Lepape-info : Des ravitaillements avec de nouvelles contraintes dues aux règles sanitaires

R.P : Le retour en force du plastique à usage unique dans la vie ne nous réjouit pas. Nous ne pouvons plus proposer des produits dans des assiettes où tout le monde se sert. Nous nous interdisons l’usage du conditionnement individuel sous plastique, nous combattons les déchets inutiles, nous ne voulons pas tomber dans ce biais sous peine de perdre tout le bénéfice de mois et d’années d’efforts. Nous avons du repenser les choses pour garder nos produits sans emballage, faciles à ingérer et sans qu’ils soient disponibles en vrac. Du coup ce sont les bénévoles protégés au maximum qui seront au contact des produits et qui distribueront individuellement aux coureurs les ravitaillements en respectant les règles sanitaires. Nous allons garder les produits de nécessité et oublier ceux qui sont bons pour le moral comme le chocolat ou le fromage que nous avions les années précédentes. Nous comptons sur la compréhension des coureurs.

 

Lepape-info : Quel sont les messages que vous voulez faire passer après ces derniers mois difficiles ? 

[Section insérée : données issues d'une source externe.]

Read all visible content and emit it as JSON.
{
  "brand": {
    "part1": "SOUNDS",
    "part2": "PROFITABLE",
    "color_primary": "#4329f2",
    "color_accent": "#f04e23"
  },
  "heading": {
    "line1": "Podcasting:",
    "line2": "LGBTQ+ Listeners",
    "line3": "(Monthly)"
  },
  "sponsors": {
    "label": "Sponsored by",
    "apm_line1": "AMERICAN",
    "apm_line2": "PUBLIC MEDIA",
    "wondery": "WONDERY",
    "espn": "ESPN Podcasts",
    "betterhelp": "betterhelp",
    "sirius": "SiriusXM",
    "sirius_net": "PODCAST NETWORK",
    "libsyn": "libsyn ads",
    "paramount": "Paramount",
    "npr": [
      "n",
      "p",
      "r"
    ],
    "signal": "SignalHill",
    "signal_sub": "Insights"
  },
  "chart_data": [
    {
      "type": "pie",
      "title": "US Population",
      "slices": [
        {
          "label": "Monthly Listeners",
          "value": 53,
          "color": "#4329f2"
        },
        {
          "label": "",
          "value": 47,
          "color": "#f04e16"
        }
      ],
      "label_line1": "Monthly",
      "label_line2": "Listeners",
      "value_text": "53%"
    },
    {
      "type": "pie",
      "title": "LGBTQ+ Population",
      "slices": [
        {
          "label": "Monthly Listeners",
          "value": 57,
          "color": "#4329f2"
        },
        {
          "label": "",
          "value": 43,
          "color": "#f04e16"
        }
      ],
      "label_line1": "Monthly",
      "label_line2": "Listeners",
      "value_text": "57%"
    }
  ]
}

R.P : Le message clair à travers le maintien de l’EcoTrail est qu’il sera possible de courir à la rentrée, d’échanger avec la communauté des runners, traileurs dans des conditions sanitaires sécurisées à 100%. L’autre message en tant qu’organisateur est d’inviter les coureurs à s’inscrire à toutes les autres courses proposées à la rentrée parce que le monde de l’événementiel en a vraiment besoin. Beaucoup de courses ont été annulées cette année, certaines ne reverront pas le jour l’an prochain, c’est un message de solidarité que j’adresse à tous les coureurs, je leur demande de faire confiance aux organisateurs pour relancer l’activité.